Diestel freut sich über das wachsende Interesse an ihrem Angebot. Zum einen gebe es immer mehr Menschen, die es sich schlicht nicht leisten können, Kleidungsstücke einfach wegzuwerfen. Denen zeige sie, wie sie ihre Sachen noch lange nutzen können.
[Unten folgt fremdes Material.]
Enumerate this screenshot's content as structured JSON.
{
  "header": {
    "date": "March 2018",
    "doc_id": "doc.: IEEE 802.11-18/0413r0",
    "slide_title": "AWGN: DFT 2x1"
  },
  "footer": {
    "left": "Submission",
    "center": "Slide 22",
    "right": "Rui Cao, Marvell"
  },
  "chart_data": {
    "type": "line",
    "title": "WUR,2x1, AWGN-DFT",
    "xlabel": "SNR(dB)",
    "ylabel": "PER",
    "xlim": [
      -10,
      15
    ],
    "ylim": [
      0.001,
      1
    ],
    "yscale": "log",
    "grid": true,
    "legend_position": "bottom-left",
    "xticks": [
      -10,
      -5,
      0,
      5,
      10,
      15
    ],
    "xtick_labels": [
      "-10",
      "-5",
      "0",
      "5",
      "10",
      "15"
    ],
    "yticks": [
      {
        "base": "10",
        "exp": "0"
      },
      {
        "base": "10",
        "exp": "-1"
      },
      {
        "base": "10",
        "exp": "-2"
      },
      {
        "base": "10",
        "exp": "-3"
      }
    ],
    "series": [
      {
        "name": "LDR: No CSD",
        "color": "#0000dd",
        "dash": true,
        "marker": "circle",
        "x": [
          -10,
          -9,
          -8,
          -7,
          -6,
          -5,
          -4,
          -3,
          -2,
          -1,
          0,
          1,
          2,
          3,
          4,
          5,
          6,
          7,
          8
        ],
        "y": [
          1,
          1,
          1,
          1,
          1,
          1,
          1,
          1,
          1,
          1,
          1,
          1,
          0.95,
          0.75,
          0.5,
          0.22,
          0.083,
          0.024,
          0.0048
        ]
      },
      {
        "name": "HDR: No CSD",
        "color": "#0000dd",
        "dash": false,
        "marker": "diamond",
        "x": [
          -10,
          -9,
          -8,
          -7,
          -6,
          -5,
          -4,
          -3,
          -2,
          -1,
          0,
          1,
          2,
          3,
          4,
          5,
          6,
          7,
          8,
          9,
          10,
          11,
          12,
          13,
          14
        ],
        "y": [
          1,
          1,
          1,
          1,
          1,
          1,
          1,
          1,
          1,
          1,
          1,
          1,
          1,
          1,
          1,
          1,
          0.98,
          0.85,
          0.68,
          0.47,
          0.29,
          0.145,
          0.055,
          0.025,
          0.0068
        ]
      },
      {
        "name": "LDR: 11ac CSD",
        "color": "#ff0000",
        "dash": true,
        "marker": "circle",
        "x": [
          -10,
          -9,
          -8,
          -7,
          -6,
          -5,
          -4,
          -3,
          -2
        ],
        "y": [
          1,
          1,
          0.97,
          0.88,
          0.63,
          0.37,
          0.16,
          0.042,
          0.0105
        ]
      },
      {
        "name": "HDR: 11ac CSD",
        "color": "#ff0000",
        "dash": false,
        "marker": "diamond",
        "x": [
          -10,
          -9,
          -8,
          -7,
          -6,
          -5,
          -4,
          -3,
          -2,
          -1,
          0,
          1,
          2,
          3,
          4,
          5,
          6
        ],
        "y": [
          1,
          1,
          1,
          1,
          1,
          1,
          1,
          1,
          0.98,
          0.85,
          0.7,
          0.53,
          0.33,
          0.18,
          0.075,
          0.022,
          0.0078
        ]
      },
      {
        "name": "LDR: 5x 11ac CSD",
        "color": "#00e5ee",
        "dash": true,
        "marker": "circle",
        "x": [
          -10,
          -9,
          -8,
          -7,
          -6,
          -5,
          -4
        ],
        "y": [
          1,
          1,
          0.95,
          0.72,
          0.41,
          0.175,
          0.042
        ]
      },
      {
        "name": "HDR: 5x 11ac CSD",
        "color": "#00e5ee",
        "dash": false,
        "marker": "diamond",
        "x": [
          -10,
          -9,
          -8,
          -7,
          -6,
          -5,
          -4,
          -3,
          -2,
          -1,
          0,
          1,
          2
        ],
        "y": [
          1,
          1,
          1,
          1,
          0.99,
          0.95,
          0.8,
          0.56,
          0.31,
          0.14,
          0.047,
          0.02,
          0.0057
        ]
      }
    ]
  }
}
Doch auch das sei spürbar: „Das Bewusstsein, weniger Müll zu produzieren, steigt zunehmend“, sagt sie.
Regelmäßige Angebote im Patchwork- und Recyling-Atelier in der Breiten Straße 20 sind das Repair Café an jedem ersten Sonnabend im Monat und der Recycling-Workshop an jedem dritten Sonnabend im Monat, jeweils von 11 bis 16 Uhr. Darüber hinaus bietet Kathrin Diestel Ferienkurse für Kinder und Patchworkkurse an. Geöffnet ist das Atelier Montag bis Donnerstag von 12 bis 17 Uhr und Freitag von 12 bis 15.30 Uhr. Weitere Infos auf www.quilts.berlin.